Exergue n° 180

 

 

 

 

Maintenant que je me suis souvenue de nous, que j’ai marché à ta recherche, que je t’ai en quelque sorte dessiné mais sans parvenir à te représenter, je peux te nommer sans plus craindre de te porter malheur. Tes parents t’ont appelé Gilbert-Jean. Et si je tiens finalement à laisser une trace de ton prénom, c’est qu’après que nous aurons l’un et l’autre disparu, sans descendance, notre nom et nos prénoms, imprimés, sauvegardés, survivront un temps dans le clair-obscur des bibliothèques qui sont les seuls tombeaux d’où il arrive parfois qu’un lecteur vous fasse revenir.

Élisabeth de Fontenay, Gaspard de la nuit. Autobiographie de mon frère, Stock, 2018, p. 132.

 
 

 

Michèle Rosellini

01/06/2019

 

Dans Gaspard de la nuit, Élisabeth de Fontenay donne consistance narrative à une existence privée d’incarnation sociale, celle de son frère frappé dès l’enfance par une obscure maladie mentale qui l’a maintenu à vie en deçà de l’infans, dans une parole qui ne communique pas. Si elle se fait chroniqueuse de cette existence muette dans une forme littéraire paradoxale (l’auto-biographie énoncée par un tiers à la place du sujet qui se dérobe), c’est pour soutenir son refus de confondre cette existence avec celle des « bêtes » sans voix et sans histoire, dont elle a si longtemps scruté le « silence » dans les écrits des philosophes.

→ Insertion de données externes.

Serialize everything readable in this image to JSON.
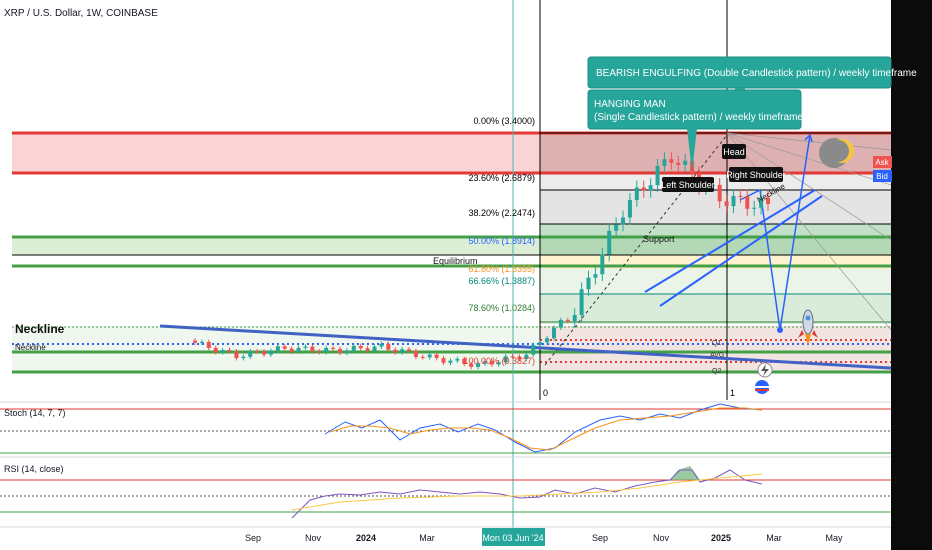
{
  "header": {
    "title": "XRP / U.S. Dollar, 1W, COINBASE"
  },
  "colors": {
    "bull": "#26a69a",
    "bear": "#ef5350",
    "red_line": "#e53935",
    "green_line": "#43a047",
    "blue": "#2962ff",
    "orange": "#f7931a",
    "callout": "#26a69a",
    "cursor": "#4db6ac"
  },
  "fib_levels": [
    {
      "label": "0.00% (3.4000)",
      "price": 3.4,
      "color": "#000000"
    },
    {
      "label": "23.60% (2.6879)",
      "price": 2.6879,
      "color": "#000000"
    },
    {
      "label": "38.20% (2.2474)",
      "price": 2.2474,
      "color": "#000000"
    },
    {
      "label": "50.00% (1.8914)",
      "price": 1.8914,
      "color": "#2962ff"
    },
    {
      "label": "61.80% (1.5355)",
      "price": 1.5355,
      "color": "#f7931a"
    },
    {
      "label": "66.66% (1.3887)",
      "price": 1.3887,
      "color": "#00897b"
    },
    {
      "label": "78.60% (1.0284)",
      "price": 1.0284,
      "color": "#2e7d32"
    },
    {
      "label": "100.00% (0.3827)",
      "price": 0.3827,
      "color": "#e53935"
    }
  ],
  "annotations": {
    "bearish_engulfing": "BEARISH ENGULFING (Double Candlestick pattern) / weekly timeframe",
    "hanging_man_line1": "HANGING MAN",
    "hanging_man_line2": "(Single Candlestick pattern) / weekly timeframe",
    "left_shoulder": "Left Shoulder",
    "head": "Head",
    "right_shoulder": "Right Shoulder",
    "neckline_small": "Neckline",
    "neckline_left": "Neckline",
    "neckline_left_small": "Neckline",
    "support": "Support",
    "equilibrium": "Equilibrium",
    "q1": "Q1",
    "avg": "AVG",
    "q2": "Q2",
    "marker_zero": "0",
    "marker_one": "1",
    "ask": "Ask",
    "bid": "Bid"
  },
  "oscillators": {
    "stoch_label": "Stoch (14, 7, 7)",
    "rsi_label": "RSI (14, close)"
  },
  "time_axis": {
    "labels": [
      "Sep",
      "Nov",
      "2024",
      "Mar",
      "Sep",
      "Nov",
      "2025",
      "Mar",
      "May"
    ],
    "cursor_label": "Mon 03 Jun '24"
  },
  "chart_data": {
    "type": "candlestick",
    "title": "XRP / U.S. Dollar, 1W, COINBASE",
    "y_range": [
      0.3,
      3.75
    ],
    "x_ticks": [
      "Sep",
      "Nov",
      "2024",
      "Mar",
      "Sep",
      "Nov",
      "2025",
      "Mar",
      "May"
    ],
    "price_path": [
      {
        "t": "Jul 2023",
        "close": 0.7
      },
      {
        "t": "Sep 2023",
        "close": 0.5
      },
      {
        "t": "Nov 2023",
        "close": 0.6
      },
      {
        "t": "Jan 2024",
        "close": 0.57
      },
      {
        "t": "Mar 2024",
        "close": 0.62
      },
      {
        "t": "Jun 2024",
        "close": 0.48
      },
      {
        "t": "Aug 2024",
        "close": 0.38
      },
      {
        "t": "Oct 2024",
        "close": 0.52
      },
      {
        "t": "Nov 2024",
        "close": 1.1
      },
      {
        "t": "Dec 2024",
        "close": 2.4
      },
      {
        "t": "Jan 2025",
        "close": 3.1
      },
      {
        "t": "Feb 2025",
        "close": 2.55
      },
      {
        "t": "Mar 2025",
        "close": 2.45
      }
    ],
    "zones": [
      {
        "name": "resistance",
        "from": 2.69,
        "to": 3.4
      },
      {
        "name": "support",
        "from": 1.53,
        "to": 1.89
      }
    ],
    "oscillators": [
      "Stoch (14, 7, 7)",
      "RSI (14, close)"
    ]
  }
}
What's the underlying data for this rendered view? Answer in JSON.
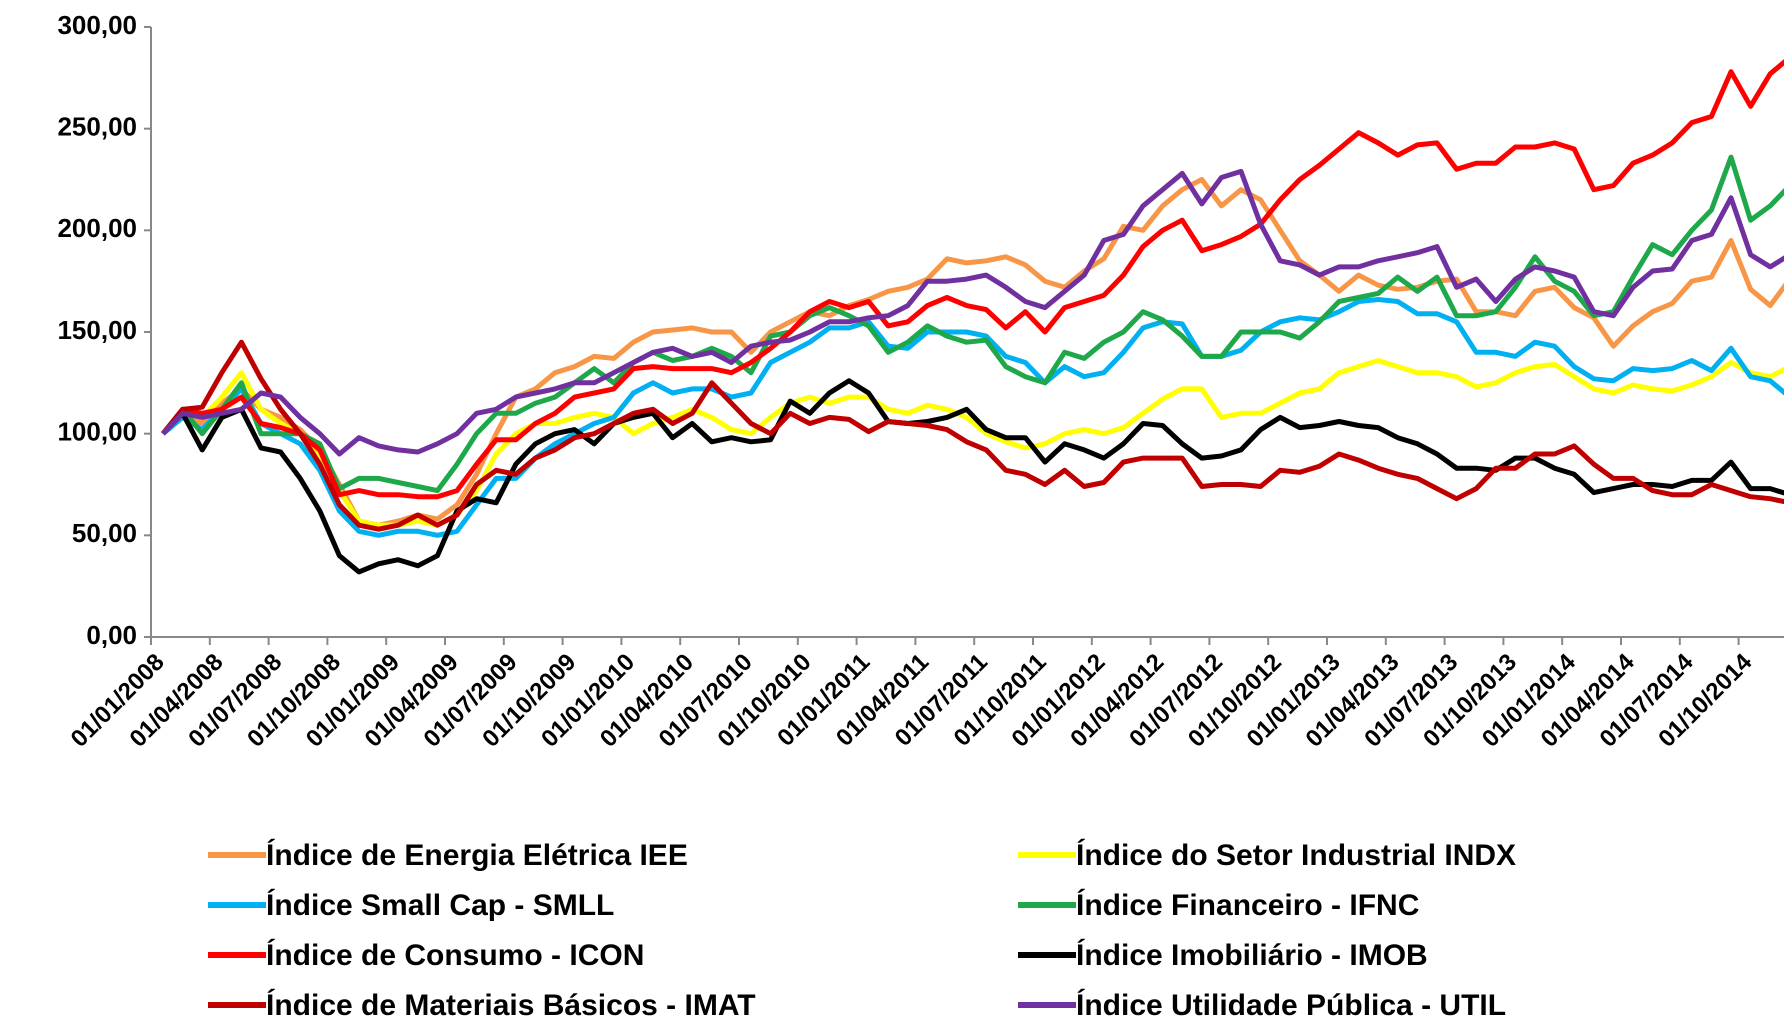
{
  "chart_data": {
    "type": "line",
    "categories": [
      "01/01/2008",
      null,
      null,
      "01/04/2008",
      null,
      null,
      "01/07/2008",
      null,
      null,
      "01/10/2008",
      null,
      null,
      "01/01/2009",
      null,
      null,
      "01/04/2009",
      null,
      null,
      "01/07/2009",
      null,
      null,
      "01/10/2009",
      null,
      null,
      "01/01/2010",
      null,
      null,
      "01/04/2010",
      null,
      null,
      "01/07/2010",
      null,
      null,
      "01/10/2010",
      null,
      null,
      "01/01/2011",
      null,
      null,
      "01/04/2011",
      null,
      null,
      "01/07/2011",
      null,
      null,
      "01/10/2011",
      null,
      null,
      "01/01/2012",
      null,
      null,
      "01/04/2012",
      null,
      null,
      "01/07/2012",
      null,
      null,
      "01/10/2012",
      null,
      null,
      "01/01/2013",
      null,
      null,
      "01/04/2013",
      null,
      null,
      "01/07/2013",
      null,
      null,
      "01/10/2013",
      null,
      null,
      "01/01/2014",
      null,
      null,
      "01/04/2014",
      null,
      null,
      "01/07/2014",
      null,
      null,
      "01/10/2014",
      null,
      null
    ],
    "ylim": [
      0,
      300
    ],
    "yticks": [
      {
        "value": 0,
        "label": "0,00"
      },
      {
        "value": 50,
        "label": "50,00"
      },
      {
        "value": 100,
        "label": "100,00"
      },
      {
        "value": 150,
        "label": "150,00"
      },
      {
        "value": 200,
        "label": "200,00"
      },
      {
        "value": 250,
        "label": "250,00"
      },
      {
        "value": 300,
        "label": "300,00"
      }
    ],
    "grid": false,
    "legend": "bottom",
    "series": [
      {
        "name": "Índice de Energia Elétrica IEE",
        "color": "#f79646",
        "values": [
          100,
          110,
          105,
          115,
          122,
          112,
          108,
          102,
          92,
          75,
          57,
          55,
          57,
          60,
          58,
          65,
          80,
          100,
          118,
          122,
          130,
          133,
          138,
          137,
          145,
          150,
          151,
          152,
          150,
          150,
          140,
          150,
          155,
          160,
          158,
          163,
          166,
          170,
          172,
          176,
          186,
          184,
          185,
          187,
          183,
          175,
          172,
          180,
          186,
          202,
          200,
          212,
          220,
          225,
          212,
          220,
          215,
          200,
          185,
          178,
          170,
          178,
          173,
          171,
          172,
          175,
          176,
          160,
          160,
          158,
          170,
          172,
          162,
          157,
          143,
          153,
          160,
          164,
          175,
          177,
          195,
          171,
          163,
          176
        ]
      },
      {
        "name": "Índice do Setor Industrial INDX",
        "color": "#ffff00",
        "values": [
          100,
          110,
          108,
          118,
          130,
          112,
          105,
          100,
          90,
          72,
          57,
          55,
          55,
          57,
          55,
          60,
          72,
          90,
          100,
          105,
          105,
          108,
          110,
          108,
          100,
          105,
          108,
          112,
          108,
          102,
          100,
          108,
          115,
          118,
          115,
          118,
          118,
          112,
          110,
          114,
          112,
          108,
          100,
          96,
          93,
          95,
          100,
          102,
          100,
          103,
          110,
          117,
          122,
          122,
          108,
          110,
          110,
          115,
          120,
          122,
          130,
          133,
          136,
          133,
          130,
          130,
          128,
          123,
          125,
          130,
          133,
          134,
          128,
          122,
          120,
          124,
          122,
          121,
          124,
          128,
          135,
          130,
          128,
          133
        ]
      },
      {
        "name": "Índice Small Cap - SMLL",
        "color": "#00b0f0",
        "values": [
          100,
          108,
          102,
          112,
          122,
          105,
          100,
          95,
          82,
          62,
          52,
          50,
          52,
          52,
          50,
          52,
          65,
          78,
          78,
          88,
          95,
          100,
          105,
          108,
          120,
          125,
          120,
          122,
          122,
          118,
          120,
          135,
          140,
          145,
          152,
          152,
          155,
          143,
          142,
          150,
          150,
          150,
          148,
          138,
          135,
          125,
          133,
          128,
          130,
          140,
          152,
          155,
          154,
          138,
          138,
          141,
          150,
          155,
          157,
          156,
          160,
          165,
          166,
          165,
          159,
          159,
          155,
          140,
          140,
          138,
          145,
          143,
          133,
          127,
          126,
          132,
          131,
          132,
          136,
          131,
          142,
          128,
          126,
          118
        ]
      },
      {
        "name": "Índice Financeiro - IFNC",
        "color": "#1ea84a",
        "values": [
          100,
          112,
          100,
          112,
          125,
          100,
          100,
          100,
          95,
          73,
          78,
          78,
          76,
          74,
          72,
          85,
          100,
          110,
          110,
          115,
          118,
          125,
          132,
          125,
          135,
          140,
          136,
          138,
          142,
          138,
          130,
          148,
          150,
          158,
          162,
          158,
          153,
          140,
          145,
          153,
          148,
          145,
          146,
          133,
          128,
          125,
          140,
          137,
          145,
          150,
          160,
          156,
          148,
          138,
          138,
          150,
          150,
          150,
          147,
          155,
          165,
          167,
          169,
          177,
          170,
          177,
          158,
          158,
          160,
          172,
          187,
          175,
          170,
          158,
          160,
          177,
          193,
          188,
          200,
          210,
          236,
          205,
          212,
          222
        ]
      },
      {
        "name": "Índice de Consumo - ICON",
        "color": "#ff0000",
        "values": [
          100,
          112,
          110,
          112,
          118,
          105,
          103,
          100,
          92,
          70,
          72,
          70,
          70,
          69,
          69,
          72,
          85,
          97,
          97,
          105,
          110,
          118,
          120,
          122,
          132,
          133,
          132,
          132,
          132,
          130,
          135,
          142,
          150,
          160,
          165,
          162,
          165,
          153,
          155,
          163,
          167,
          163,
          161,
          152,
          160,
          150,
          162,
          165,
          168,
          178,
          192,
          200,
          205,
          190,
          193,
          197,
          203,
          215,
          225,
          232,
          240,
          248,
          243,
          237,
          242,
          243,
          230,
          233,
          233,
          241,
          241,
          243,
          240,
          220,
          222,
          233,
          237,
          243,
          253,
          256,
          278,
          261,
          277,
          285
        ]
      },
      {
        "name": "Índice Imobiliário - IMOB",
        "color": "#000000",
        "values": [
          100,
          110,
          92,
          108,
          112,
          93,
          91,
          78,
          62,
          40,
          32,
          36,
          38,
          35,
          40,
          62,
          68,
          66,
          85,
          95,
          100,
          102,
          95,
          105,
          108,
          110,
          98,
          105,
          96,
          98,
          96,
          97,
          116,
          110,
          120,
          126,
          120,
          106,
          105,
          106,
          108,
          112,
          102,
          98,
          98,
          86,
          95,
          92,
          88,
          95,
          105,
          104,
          95,
          88,
          89,
          92,
          102,
          108,
          103,
          104,
          106,
          104,
          103,
          98,
          95,
          90,
          83,
          83,
          82,
          88,
          88,
          83,
          80,
          71,
          73,
          75,
          75,
          74,
          77,
          77,
          86,
          73,
          73,
          70
        ]
      },
      {
        "name": "Índice de Materiais Básicos - IMAT",
        "color": "#c00000",
        "values": [
          100,
          112,
          113,
          130,
          145,
          127,
          112,
          100,
          85,
          65,
          55,
          53,
          55,
          60,
          55,
          60,
          75,
          82,
          80,
          88,
          92,
          98,
          100,
          105,
          110,
          112,
          105,
          110,
          125,
          115,
          105,
          100,
          110,
          105,
          108,
          107,
          101,
          106,
          105,
          104,
          102,
          96,
          92,
          82,
          80,
          75,
          82,
          74,
          76,
          86,
          88,
          88,
          88,
          74,
          75,
          75,
          74,
          82,
          81,
          84,
          90,
          87,
          83,
          80,
          78,
          73,
          68,
          73,
          83,
          83,
          90,
          90,
          94,
          85,
          78,
          78,
          72,
          70,
          70,
          75,
          72,
          69,
          68,
          66
        ]
      },
      {
        "name": "Índice Utilidade Pública - UTIL",
        "color": "#7030a0",
        "values": [
          100,
          110,
          108,
          110,
          112,
          120,
          118,
          108,
          100,
          90,
          98,
          94,
          92,
          91,
          95,
          100,
          110,
          112,
          118,
          120,
          122,
          125,
          125,
          130,
          135,
          140,
          142,
          138,
          140,
          135,
          143,
          145,
          146,
          150,
          155,
          155,
          157,
          158,
          163,
          175,
          175,
          176,
          178,
          172,
          165,
          162,
          170,
          178,
          195,
          198,
          212,
          220,
          228,
          213,
          226,
          229,
          203,
          185,
          183,
          178,
          182,
          182,
          185,
          187,
          189,
          192,
          172,
          176,
          165,
          176,
          182,
          180,
          177,
          160,
          158,
          172,
          180,
          181,
          195,
          198,
          216,
          188,
          182,
          188
        ]
      }
    ]
  }
}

Or l’entrée dans l’humanité se fait par l’attribution d’un nom. Un nom qui n’a pas pour fonction de distinguer un individu des autres membres de son espèce à des fins de domestication ou d’appropriation, comme celui que reçoivent les animaux, mais qui donne au sujet humain sa place dans une lignée (le nom du père transmis) et une fratrie (le prénom choisi). C’est ce geste inaugural d’accueil singularisant à la vie commune que rappelle la narratrice dans une formule dont, significativement, elle s’absente : « Tes parents [et non pas : nos parents] t’ont appelé Gilbert-Jean ». Pourquoi, alors, avoir, tout au long du récit, dissimulé ce prénom – faute de pouvoir taire un nom appelé à figurer sur la page de titre ? Pour éviter de livrer la personne réelle à la curiosité voyeuriste que ne pouvait manquer d’éveiller la banalisation de l’objet du livre en récit de cas de handicap, que l’édition fait fructifier comme un genre à part entière ? Certes. Mais si l’on remarque que le pseudonyme dissimulateur est le nom du double imaginaire, vagabond et mystique, à qui Aloysius Bertrand a attribué son unique recueil de poèmes, on peut voir aussi dans ce choix un hommage discrètement rendu à la conscience opaque du compagnon subi et accepté par la narratrice comme la part obscure de sa propre existence.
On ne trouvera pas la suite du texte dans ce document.